# Thread: matrix transformation for trig identities

1. ## matrix transformation for trig identities

Hi folks,

Given that the following matrix creates an anticlockwise rotation of the x-y plane about the origin through an angle $\displaystyle \theta$:

$\displaystyle \left( \begin{array}{cc} \cos\theta & -\sin\theta \\ \sin\theta & \cos\theta \end{array} \right)$

use this fact to obtain the standard trig identities:

$\displaystyle \sin(\theta + \alpha) = \sin\theta\cos\alpha + cos\theta\sin\alpha$ and

$\displaystyle \cos(\theta + \alpha) = \cos\theta\cos\alpha - \sin\theta\sin\alpha$

I can obtain the identities using geometry and I can see how the matrix transformation creates an anticlockwise rotation, but I can't see how to use the matrix trransformation to generate the identities.

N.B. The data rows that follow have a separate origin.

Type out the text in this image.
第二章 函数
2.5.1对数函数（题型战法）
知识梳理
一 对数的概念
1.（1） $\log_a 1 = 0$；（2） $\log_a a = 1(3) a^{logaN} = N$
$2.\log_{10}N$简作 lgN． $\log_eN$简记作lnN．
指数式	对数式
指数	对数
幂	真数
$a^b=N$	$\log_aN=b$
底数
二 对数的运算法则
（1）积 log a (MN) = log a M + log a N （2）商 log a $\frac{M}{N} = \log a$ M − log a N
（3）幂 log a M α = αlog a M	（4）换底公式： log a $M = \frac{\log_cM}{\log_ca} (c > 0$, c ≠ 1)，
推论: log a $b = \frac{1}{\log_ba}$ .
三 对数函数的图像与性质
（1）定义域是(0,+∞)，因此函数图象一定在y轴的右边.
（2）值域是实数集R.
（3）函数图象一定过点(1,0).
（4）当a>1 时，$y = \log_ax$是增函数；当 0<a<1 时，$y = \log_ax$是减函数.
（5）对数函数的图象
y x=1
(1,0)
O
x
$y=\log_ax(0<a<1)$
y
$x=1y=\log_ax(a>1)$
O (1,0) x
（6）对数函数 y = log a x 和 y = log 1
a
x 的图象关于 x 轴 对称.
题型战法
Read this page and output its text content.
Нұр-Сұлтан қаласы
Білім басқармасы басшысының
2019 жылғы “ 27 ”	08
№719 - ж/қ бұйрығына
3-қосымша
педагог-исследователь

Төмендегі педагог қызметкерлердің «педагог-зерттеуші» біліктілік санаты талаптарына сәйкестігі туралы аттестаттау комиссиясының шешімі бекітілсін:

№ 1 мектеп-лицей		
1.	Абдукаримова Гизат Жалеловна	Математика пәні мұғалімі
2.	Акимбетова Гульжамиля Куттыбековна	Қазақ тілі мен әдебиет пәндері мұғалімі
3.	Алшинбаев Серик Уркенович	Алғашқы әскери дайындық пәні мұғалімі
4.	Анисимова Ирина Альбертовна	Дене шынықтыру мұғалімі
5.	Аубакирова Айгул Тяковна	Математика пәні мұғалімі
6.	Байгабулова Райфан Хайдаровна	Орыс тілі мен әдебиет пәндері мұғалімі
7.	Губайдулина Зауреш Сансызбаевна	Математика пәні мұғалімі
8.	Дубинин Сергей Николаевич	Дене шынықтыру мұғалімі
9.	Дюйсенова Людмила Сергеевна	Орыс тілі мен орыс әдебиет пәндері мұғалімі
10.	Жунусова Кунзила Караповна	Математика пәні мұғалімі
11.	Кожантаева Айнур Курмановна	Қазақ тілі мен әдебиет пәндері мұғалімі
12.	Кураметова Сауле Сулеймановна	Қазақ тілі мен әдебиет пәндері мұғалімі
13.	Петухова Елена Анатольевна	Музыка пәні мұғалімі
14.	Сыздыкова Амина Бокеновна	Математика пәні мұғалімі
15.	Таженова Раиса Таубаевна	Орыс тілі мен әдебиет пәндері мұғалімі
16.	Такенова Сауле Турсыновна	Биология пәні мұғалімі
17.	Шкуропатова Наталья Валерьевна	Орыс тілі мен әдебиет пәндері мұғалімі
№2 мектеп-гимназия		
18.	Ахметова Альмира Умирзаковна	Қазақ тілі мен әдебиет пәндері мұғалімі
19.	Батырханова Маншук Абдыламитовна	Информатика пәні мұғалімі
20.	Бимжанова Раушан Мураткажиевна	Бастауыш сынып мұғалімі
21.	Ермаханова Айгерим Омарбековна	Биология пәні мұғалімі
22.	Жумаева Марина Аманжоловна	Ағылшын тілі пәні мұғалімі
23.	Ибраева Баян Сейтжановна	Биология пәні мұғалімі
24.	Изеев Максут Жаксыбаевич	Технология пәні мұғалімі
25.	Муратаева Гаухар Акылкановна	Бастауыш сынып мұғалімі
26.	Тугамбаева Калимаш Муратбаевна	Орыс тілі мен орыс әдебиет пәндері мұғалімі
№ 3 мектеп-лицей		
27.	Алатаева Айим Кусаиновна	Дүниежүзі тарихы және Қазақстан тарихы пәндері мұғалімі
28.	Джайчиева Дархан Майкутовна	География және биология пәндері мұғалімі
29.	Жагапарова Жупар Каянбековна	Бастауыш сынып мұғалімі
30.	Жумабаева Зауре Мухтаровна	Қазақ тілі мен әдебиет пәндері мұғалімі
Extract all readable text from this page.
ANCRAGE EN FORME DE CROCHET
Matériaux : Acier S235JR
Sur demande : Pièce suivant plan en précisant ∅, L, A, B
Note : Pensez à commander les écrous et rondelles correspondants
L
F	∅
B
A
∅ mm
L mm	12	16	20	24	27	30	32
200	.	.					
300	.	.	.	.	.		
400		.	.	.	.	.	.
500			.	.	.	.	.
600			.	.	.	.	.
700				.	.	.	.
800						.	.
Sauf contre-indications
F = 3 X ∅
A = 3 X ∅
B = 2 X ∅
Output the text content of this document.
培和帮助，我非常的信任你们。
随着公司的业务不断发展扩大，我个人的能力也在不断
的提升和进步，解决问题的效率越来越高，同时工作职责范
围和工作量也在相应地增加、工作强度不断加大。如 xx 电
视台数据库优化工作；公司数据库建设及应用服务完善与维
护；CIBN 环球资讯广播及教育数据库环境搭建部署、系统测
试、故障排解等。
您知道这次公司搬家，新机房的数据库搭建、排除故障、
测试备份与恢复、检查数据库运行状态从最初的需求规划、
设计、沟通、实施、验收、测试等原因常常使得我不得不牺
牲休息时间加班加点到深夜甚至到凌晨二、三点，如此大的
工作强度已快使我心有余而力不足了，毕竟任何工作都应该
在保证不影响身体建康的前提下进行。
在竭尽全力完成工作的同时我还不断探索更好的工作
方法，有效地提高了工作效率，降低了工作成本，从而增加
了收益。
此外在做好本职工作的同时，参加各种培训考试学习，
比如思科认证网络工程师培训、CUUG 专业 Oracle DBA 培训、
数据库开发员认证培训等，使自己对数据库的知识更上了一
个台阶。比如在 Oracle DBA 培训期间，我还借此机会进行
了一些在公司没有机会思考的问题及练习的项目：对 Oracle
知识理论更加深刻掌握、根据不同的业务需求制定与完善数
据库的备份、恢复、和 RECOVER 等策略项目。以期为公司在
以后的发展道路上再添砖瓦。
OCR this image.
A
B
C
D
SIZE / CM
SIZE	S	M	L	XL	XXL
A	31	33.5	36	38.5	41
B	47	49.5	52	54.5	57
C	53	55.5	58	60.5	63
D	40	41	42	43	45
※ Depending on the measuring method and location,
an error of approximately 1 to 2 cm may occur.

Can anyone help?

2. Calculate

$\displaystyle \left( \begin{array}{cc} \cos\theta & -\sin\theta \\ \sin\theta & \cos\theta \end{array} \right) \left( \begin{array}{cc} \cos\alpha & -\sin\alpha \\ \sin\alpha & \cos\alpha \end{array} \right)$

and note that this is equivalent to rotating through by $\displaystyle \theta + \alpha$, which is the matrix

$\displaystyle \left( \begin{array}{cc} \cos(\theta + \alpha) & -\sin(\theta + \alpha) \\ \sin(\theta + \alpha) & \cos(\theta + \alpha) \end{array} \right)$

3. Ahhhhh! Now I see. Thanks very much Icemanfan.